By the 1770s Americans focused on their rights as Englishmen, especially the principle of "No Taxation without Representation," as articulated by James Otis, Samuel Adams and other Boston firebrands. Boston played the primary role in sparking both the American Revolution and the ensuing American Revolutionary War. The Boston Massacre came on March 5, 1770, when British soldiers stationed fired into a rioting mob on King Street outside the British custom house, resulting in the deaths of five civilians and dramatically escalating tensions. Parliament, meanwhile, insisted on its right to tax the Americans and finally came up with a small tax on tea. Up and down the 13 colonies, Americans prevented merchants from selling the tea, but a shipment arrived in Boston Harbor. Local Sons of Liberty, disguised as Indians, dumped the tea in the harbor in the Boston Tea Party. The British government retaliated with a series of very harsh laws, they closed down the Port of Boston and stripped Massachusetts of its self-government. The other colonies rallied in solidarity behind Massachusetts, setting up the First Continental Congress, and arming and training their militia units. The British sent more troops to Boston, and made its commander General Thomas Gage the governor. When Gage discovered the Patriots had set up a shadow government based in the town of Concord, he sent troops to break it up. Paul Revere, William Dawes, and Dr. Samuel Prescott made their famous midnight rides to alert the Minutemen in the surrounding towns, who fought the resulting Battle of Lexington and Concord in April 1775. It was the first battle of the American Revolution. Militia units across New England rallied to the defense of Boston, and Congress sent in General George Washington to take command. The British were trapped in the city, and suffered very heavy losses in their victory at the Battle of Bunker Hill; Washington brought in artillery and forced the British out as the patriots took full control of Boston. The American victory on March 17, 1776, is celebrated as Evacuation Day. The city has preserved and celebrated its revolutionary past, from the harboring of the USS Constitution to the many famous sites along the Freedom Trail.

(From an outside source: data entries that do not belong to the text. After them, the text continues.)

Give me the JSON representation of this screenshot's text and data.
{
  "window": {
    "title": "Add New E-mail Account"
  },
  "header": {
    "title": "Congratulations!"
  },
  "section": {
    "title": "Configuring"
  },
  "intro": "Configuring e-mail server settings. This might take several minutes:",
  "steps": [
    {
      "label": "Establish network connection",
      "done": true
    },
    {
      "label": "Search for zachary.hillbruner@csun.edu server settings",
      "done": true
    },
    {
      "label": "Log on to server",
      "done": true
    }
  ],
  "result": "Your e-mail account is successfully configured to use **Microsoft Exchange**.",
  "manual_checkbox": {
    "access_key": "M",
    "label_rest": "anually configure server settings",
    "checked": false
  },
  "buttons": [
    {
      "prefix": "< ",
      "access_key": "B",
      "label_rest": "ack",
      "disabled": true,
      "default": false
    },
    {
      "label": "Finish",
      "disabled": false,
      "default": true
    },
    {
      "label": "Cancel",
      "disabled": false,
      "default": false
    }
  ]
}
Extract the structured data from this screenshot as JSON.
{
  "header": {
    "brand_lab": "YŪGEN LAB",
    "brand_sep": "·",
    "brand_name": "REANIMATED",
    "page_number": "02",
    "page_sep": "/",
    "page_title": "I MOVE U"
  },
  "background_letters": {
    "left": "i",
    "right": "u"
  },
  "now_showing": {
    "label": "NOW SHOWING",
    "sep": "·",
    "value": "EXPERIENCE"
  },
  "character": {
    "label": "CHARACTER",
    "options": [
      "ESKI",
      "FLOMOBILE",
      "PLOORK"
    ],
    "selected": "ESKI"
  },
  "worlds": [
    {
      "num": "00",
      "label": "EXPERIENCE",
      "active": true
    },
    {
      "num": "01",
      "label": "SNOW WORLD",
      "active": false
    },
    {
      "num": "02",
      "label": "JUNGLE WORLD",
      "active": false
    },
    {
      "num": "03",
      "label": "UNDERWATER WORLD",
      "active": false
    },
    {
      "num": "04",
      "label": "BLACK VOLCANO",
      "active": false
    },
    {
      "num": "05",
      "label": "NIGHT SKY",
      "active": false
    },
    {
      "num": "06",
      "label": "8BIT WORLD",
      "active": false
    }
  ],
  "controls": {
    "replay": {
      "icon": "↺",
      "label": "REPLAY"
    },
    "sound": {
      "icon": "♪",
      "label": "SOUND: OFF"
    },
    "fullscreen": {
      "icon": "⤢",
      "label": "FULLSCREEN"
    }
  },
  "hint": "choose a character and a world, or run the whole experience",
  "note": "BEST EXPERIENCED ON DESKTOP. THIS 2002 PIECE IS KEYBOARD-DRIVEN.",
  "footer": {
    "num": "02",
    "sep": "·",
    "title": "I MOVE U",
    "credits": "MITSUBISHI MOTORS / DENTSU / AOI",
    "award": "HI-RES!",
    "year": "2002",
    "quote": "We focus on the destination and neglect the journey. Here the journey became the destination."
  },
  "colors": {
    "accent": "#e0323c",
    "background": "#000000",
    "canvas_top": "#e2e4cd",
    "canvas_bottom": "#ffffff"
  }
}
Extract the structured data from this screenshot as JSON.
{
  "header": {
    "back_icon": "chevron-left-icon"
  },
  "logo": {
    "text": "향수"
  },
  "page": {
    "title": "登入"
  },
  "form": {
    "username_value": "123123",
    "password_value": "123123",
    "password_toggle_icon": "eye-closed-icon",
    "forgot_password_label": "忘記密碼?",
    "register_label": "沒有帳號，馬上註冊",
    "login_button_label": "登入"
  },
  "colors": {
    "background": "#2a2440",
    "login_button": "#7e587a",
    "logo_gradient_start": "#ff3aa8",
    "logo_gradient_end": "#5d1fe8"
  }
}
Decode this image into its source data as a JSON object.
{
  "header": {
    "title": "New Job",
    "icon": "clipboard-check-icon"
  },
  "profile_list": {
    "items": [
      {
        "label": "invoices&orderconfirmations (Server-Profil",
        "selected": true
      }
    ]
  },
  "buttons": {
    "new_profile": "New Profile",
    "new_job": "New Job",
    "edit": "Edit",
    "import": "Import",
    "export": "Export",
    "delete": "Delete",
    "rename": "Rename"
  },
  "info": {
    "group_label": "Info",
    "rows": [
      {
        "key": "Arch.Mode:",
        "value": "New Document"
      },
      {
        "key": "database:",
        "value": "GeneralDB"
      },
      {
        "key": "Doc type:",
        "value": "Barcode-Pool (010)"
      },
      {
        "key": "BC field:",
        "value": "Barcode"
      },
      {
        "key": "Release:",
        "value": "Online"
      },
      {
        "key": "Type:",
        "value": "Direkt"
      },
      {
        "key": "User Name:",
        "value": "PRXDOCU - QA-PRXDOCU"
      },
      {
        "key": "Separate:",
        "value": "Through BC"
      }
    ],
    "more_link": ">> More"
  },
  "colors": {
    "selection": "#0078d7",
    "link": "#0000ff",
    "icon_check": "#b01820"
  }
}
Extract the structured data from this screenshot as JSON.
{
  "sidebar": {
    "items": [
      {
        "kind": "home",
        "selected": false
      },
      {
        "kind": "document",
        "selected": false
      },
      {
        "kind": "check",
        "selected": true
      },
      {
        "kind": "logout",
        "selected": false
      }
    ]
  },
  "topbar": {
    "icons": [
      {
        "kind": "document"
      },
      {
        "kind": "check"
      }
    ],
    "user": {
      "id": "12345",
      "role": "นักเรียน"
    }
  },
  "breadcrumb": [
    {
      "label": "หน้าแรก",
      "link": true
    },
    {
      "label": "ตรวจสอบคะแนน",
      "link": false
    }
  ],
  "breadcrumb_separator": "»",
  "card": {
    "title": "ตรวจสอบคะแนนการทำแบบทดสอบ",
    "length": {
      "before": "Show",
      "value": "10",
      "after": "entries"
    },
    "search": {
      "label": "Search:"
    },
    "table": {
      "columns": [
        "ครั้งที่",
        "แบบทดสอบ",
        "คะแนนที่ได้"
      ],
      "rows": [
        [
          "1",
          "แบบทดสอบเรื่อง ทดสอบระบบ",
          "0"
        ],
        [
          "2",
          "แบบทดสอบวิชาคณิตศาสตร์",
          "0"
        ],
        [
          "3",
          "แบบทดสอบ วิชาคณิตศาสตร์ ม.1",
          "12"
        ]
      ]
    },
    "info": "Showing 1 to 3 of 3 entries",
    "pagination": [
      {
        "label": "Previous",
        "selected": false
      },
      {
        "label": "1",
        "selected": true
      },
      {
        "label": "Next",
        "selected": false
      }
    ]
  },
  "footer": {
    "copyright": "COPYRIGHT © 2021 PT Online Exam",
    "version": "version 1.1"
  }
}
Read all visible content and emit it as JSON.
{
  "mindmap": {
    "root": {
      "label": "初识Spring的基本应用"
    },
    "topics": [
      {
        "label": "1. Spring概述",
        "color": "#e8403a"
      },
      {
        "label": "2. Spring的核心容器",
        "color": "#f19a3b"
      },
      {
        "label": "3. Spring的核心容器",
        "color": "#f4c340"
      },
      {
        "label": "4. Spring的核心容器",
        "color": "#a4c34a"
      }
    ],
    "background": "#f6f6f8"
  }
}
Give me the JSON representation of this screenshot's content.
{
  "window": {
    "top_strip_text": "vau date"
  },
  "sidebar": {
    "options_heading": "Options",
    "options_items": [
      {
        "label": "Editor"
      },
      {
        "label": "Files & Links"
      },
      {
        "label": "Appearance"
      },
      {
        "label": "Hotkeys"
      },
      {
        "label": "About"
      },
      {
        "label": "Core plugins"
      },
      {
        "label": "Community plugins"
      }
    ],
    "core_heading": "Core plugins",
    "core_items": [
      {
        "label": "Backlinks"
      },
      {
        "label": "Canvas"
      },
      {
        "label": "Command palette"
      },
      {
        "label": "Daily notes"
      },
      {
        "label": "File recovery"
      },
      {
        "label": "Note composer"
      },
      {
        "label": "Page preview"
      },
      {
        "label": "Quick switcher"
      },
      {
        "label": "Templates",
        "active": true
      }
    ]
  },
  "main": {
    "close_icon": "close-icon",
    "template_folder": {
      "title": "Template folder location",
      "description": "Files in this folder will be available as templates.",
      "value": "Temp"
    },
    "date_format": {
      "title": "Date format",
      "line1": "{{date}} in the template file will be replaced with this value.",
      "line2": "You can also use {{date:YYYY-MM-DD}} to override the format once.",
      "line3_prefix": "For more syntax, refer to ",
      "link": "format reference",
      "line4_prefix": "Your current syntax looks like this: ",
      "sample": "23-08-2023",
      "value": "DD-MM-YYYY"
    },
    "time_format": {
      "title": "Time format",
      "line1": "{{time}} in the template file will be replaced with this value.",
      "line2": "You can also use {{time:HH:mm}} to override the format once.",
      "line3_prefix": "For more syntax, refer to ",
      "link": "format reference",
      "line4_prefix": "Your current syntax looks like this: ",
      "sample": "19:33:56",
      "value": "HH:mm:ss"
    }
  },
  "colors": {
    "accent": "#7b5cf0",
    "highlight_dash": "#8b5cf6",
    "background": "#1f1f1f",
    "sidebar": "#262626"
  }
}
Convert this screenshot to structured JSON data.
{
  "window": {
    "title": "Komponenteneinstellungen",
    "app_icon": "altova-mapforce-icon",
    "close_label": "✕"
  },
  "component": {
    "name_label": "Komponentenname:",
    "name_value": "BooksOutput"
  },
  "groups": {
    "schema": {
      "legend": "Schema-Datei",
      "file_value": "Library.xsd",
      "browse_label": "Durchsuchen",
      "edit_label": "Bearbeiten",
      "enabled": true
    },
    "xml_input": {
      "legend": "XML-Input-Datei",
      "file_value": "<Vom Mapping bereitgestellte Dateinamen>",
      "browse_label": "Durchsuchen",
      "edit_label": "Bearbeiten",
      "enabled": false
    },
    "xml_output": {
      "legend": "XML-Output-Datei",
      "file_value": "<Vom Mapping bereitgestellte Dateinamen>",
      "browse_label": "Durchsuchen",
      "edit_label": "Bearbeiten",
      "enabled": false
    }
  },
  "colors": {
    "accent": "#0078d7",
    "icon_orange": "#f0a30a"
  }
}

Boston was transformed from a relatively small and economically stagnant town in 1780 to a bustling seaport and cosmopolitan center with a large and highly mobile population by 1800. It had become one of the world's wealthiest international trading ports, exporting products like rum, fish, salt and tobacco. The upheaval of the American Revolution, and the British naval blockade that shut down its economy, had caused a majority of the population to flee the city. From a base of 10,000 in 1780, the population approached 25,000 by 1800. The abolition of slavery in the state in 1783 gave blacks greater physical mobility, but their social mobility was slow.

Boston had the status of a town; it was chartered as a city in 1822. The second mayor was Josiah Quincy III, who undertook infrastructure improvements in roads and sewers, and organized the city's dock area around the newly erected Faneuil Hall Marketplace, popularly known as Quincy Market.